What investigations is your organization currently conducting in Russia? Are you satisfied with the results of investigating resonant murders of journalists, for example, of Kholodov? How can you assess the situation in the area of the freedom of speech and the freedom of the press?
Aidan White: We are carrying on with investigations into a number of murders that have not been properly dealt with. We are very dismayed by the continuing pressure on independent voices in Russian media. The pressure that has been applied by the authorities on the UJR in trying to evict it from its premises, the degree of self-censorship, the undue influence of politicians and oligarchs on the media scene are all evidence of a continuing information crisis.
Is it possible to get more details? Answer on Kholodov?
Aidan White: We have supported a recent review of the Kholodov case by Alexey Simonov at the Glasnost Defence Foundation. He has produced very intresting results. Can you talk to him directly?
How do you treat the situation with the head of one of independent publishing houses in Chechnya "The Chechen Society" Timur Aliev, who at first found himself under pressure exerted by the leaders of the Republic, and then responded to an invitation to take a post in the administration of President of the Chechen Republic as Kadyrov's assistant?
To what extent this situation complies with the code of international journalism?
Aidan White: This man needs to speak for himself. Again, I am not going to make a moral judgement in circumstances I am not fully aware of. However, I think it is tragic if journalists are put under pressure because of their work. This affects all of us in different ways - some are made stronger and more defiant by criticism; others become cowed and indulge in self-censorship; and others may choose to rethink their whole attitude. Often the choice people make is based upon the level of professional solidarity and support they receive. We in journalism need to support our colleagues when they come under attack. Sometimes we behave as individuals without understanding that solidarity among colleagues is essential - that is why the UJR needs support. Sometimes it will get things wrong, but it exists to create a unified vigorous movement of independent journalists in Russia and it will only achieve that if its members get involved in its work and activities, including being critical when the time comes.
In general - journalist and position in administation - is this two functions anything that might live together? What`s your vision of the code of international journalism on this issue?
Aidan White: The essence of journalism is built around three principles - truth, independence and public good (do no harm). Inevitably, people working in any administration - public, private or political - are compromised in their capacity to be independent.

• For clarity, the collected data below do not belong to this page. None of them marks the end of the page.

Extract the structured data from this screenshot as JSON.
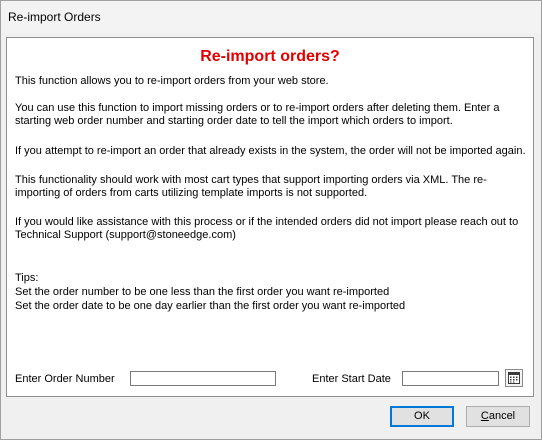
{
  "window": {
    "title": "Re-import Orders"
  },
  "content": {
    "heading": "Re-import orders?",
    "paragraphs": [
      "This function allows you to re-import orders from your web store.",
      "You can use this function to import missing orders or to re-import orders after deleting them. Enter a starting web order number and starting order date to tell the import which orders to import.",
      "If you attempt to re-import an order that already exists in the system, the order will not be imported again.",
      "This functionality should work with most cart types that support importing orders via XML.  The re-importing of orders from carts utilizing template imports is not supported.",
      "If you would like assistance with this process or if the intended orders did not import please reach out to Technical Support (support@stoneedge.com)"
    ],
    "tips_title": "Tips:",
    "tips": [
      "Set the order number to be one less than the first order you want re-imported",
      "Set the order date to be one day earlier than the first order you want re-imported"
    ]
  },
  "form": {
    "order_number_label": "Enter Order Number",
    "order_number_value": "",
    "start_date_label": "Enter Start Date",
    "start_date_value": "",
    "calendar_icon": "calendar-icon"
  },
  "buttons": {
    "ok_label": "OK",
    "cancel_label": "Cancel"
  },
  "colors": {
    "heading": "#e40000",
    "default_button_border": "#0078d7"
  }
}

Journalism, in theory at least, must always be independent, so there is always a potentially abrasive relationship between journalists and those in administration. That is no bad thing. We have to understand the differences in our roles and act accordingly. Ethics in public life are not only a matter for journalists, but independence is one of our key concerns, that's why we need to make sure our work is distinctive by its association with general public welfare and not narrow special interests.
Note of Caucasian Knot:
Aidan White is a journalist, who has been the General Secretary of the International Federation of Journalists since 1987. He previously worked for several newspapers in the United Kingdom. He was with The Guardian in London prior to joining the IFJ. He is a long-time campaigner for journalists' rights and is a former activist with the National Union of Journalists in Great Britain and Ireland.